Generally, it is a good idea to use a spherical reference frame (one length, two angles) for objects with spherical symmetry (such as atoms) and an axial frame (two lengths, one angle) for objects with axial symmetry (such as chemical bonds).

Spherical coordinates

Fig.: Transformations between the Cartesian and spherical frames.

The spherical reference frame usually used in physics differs slightly from the latitude-longitude frame: There are no longitudes west of Greenwich - instead the corresponding angular coordinate runs clockwise up to 360o. Note that the polar angle is defined as the angle with the z axis, not with the xy plane (as in the geographical latitude). The spherical coordinates are:

Coordinate transformation

To transform from spherical coordinates into Cartesian: x=r\cos\phi\sin\theta;y=r\sin\phi\sin\theta;z=r\cos\theta
...and back: r=\sqrt{x^2+y^2+z^2};\phi=\arctan{\frac{y}{x}};\theta=\arctan{\frac{\sqrt{x^2+y^2}}{z}}

The del operator in spherical coordinates

Since the three coordinates are not equivalent now, the del operator takes on a slightly more complicated form in spherical coordinates. To solve the Schrödinger equation, we need to apply its square to the trial wave function.

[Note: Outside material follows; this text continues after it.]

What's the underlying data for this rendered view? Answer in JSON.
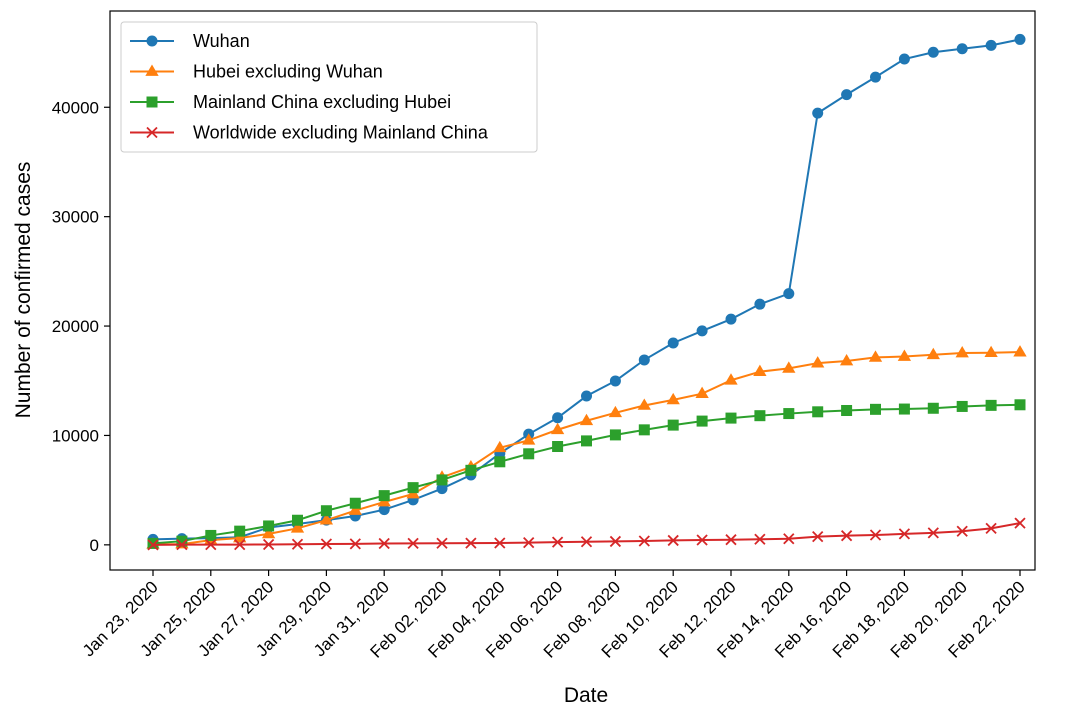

Del-squared applied to a function, f: \nabla^2f=\frac{\partial^2f}{\partial x^2}+\frac{\partial^2f}{\partial y^2}+\frac{\partial^2f}{\partial z^2}
The first derivative w.r.t. x expressed in spherical coordinates: \frac{\partial f}{\partial x}=\frac{\partial f}{\partial r}\frac{\partial r}{\partial x}+\frac{\partial f}{\partial\theta}\frac{\partial\theta}{\partial x}+\frac{\partial f}{\partial\phi}\frac{\partial\phi}{\partial x}

The first derivatives with respect to y and z are determined analogously, and then the second derivatives can be obtained. Try it yourself - it isn't difficult although maybe a bit tedious. It is quite gratifying, though, when you derive yourself where the factors in front of and between the differentials arise in the final formula. Here is what you should get:
\nabla^2f=\frac{1}{r^2}\frac{\partial}{\partial r}\left(r^2\frac{\partial f}{\partial r}\right)+\frac{1}{r^2\sin\theta}\frac{\partial}{\partial\theta}\left(\sin\theta\frac{\partial f}{\partial\theta}\right)+\frac{1}{r^2\sin^2\theta}\frac{\partial^2f}{\partial\phi^2}}
Note that, unlike in the Cartesian frame, the three terms are not independent from each other: The polar term contains the radius as a parameter, and the azimuth term contains both the radius and the polar angle as parameters.